Latte successfully prevented XSS.

Printing a Variable in JavaScript

Thanks to context-aware escaping, it is possible to use PHP variables natively within JavaScript.

<p onclick="alert({$movie})">{$movie}</p>

<script>var movie = {$movie};</script>

If the variable $movie contains the string 'Amarcord & 8 1/2', the following output will be generated. Notice the different escaping used within HTML compared to within JavaScript, and yet another different escaping in the onclick attribute:

<p onclick="alert(&quot;Amarcord &amp; 8 1\/2&quot;)">Amarcord &amp; 8 1/2</p>

<script>var movie = "Amarcord & 8 1\/2";</script>

Link Checking

Latte automatically checks whether a variable used in src or href attributes contains a web URL (i.e., HTTP protocol) and prevents the output of links that could pose a security risk.

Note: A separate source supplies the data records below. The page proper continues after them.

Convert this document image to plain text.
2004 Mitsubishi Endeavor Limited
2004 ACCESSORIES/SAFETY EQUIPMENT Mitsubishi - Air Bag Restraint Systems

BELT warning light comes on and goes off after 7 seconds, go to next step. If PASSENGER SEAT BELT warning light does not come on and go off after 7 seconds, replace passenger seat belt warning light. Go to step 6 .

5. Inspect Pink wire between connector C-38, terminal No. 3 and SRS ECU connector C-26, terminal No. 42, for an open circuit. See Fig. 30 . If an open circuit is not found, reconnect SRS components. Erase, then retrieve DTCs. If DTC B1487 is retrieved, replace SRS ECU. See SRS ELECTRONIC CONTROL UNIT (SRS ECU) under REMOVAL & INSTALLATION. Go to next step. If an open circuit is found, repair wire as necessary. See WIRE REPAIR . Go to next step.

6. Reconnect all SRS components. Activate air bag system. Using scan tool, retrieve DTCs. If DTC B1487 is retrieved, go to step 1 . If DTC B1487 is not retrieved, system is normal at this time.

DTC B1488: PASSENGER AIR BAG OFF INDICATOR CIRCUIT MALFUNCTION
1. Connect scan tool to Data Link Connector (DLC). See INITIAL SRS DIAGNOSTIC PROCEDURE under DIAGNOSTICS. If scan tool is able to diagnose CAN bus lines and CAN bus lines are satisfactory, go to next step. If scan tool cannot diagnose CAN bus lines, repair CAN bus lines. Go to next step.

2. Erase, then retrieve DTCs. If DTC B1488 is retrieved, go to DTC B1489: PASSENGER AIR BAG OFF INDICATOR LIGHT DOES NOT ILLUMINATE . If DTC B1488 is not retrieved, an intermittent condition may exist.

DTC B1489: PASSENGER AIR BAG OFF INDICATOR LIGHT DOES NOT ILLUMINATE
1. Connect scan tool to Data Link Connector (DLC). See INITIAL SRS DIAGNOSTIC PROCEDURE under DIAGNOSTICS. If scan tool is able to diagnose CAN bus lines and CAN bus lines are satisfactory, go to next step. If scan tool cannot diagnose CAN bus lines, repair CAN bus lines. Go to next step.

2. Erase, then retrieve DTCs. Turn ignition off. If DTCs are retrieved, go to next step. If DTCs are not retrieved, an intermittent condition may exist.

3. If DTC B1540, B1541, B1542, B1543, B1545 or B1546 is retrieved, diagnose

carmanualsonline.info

{var $link = 'javascript:attack()'}

<a href={$link}>click here</a>

Outputs:

<a href="">click here</a>

The check can be disabled using the nocheck filter.

Limits of Latte

Latte is not a complete XSS protection for the entire application. We would be unhappy if you stopped thinking about security when using Latte. Latte's goal is to ensure that an attacker cannot alter the page structure, forge HTML elements or attributes. But it does not check the content correctness of the printed data. Nor the correctness of JavaScript behavior. That goes beyond the competence of the templating system. Verifying the correctness of data, especially data entered by the user and therefore untrusted, is an important task for the programmer.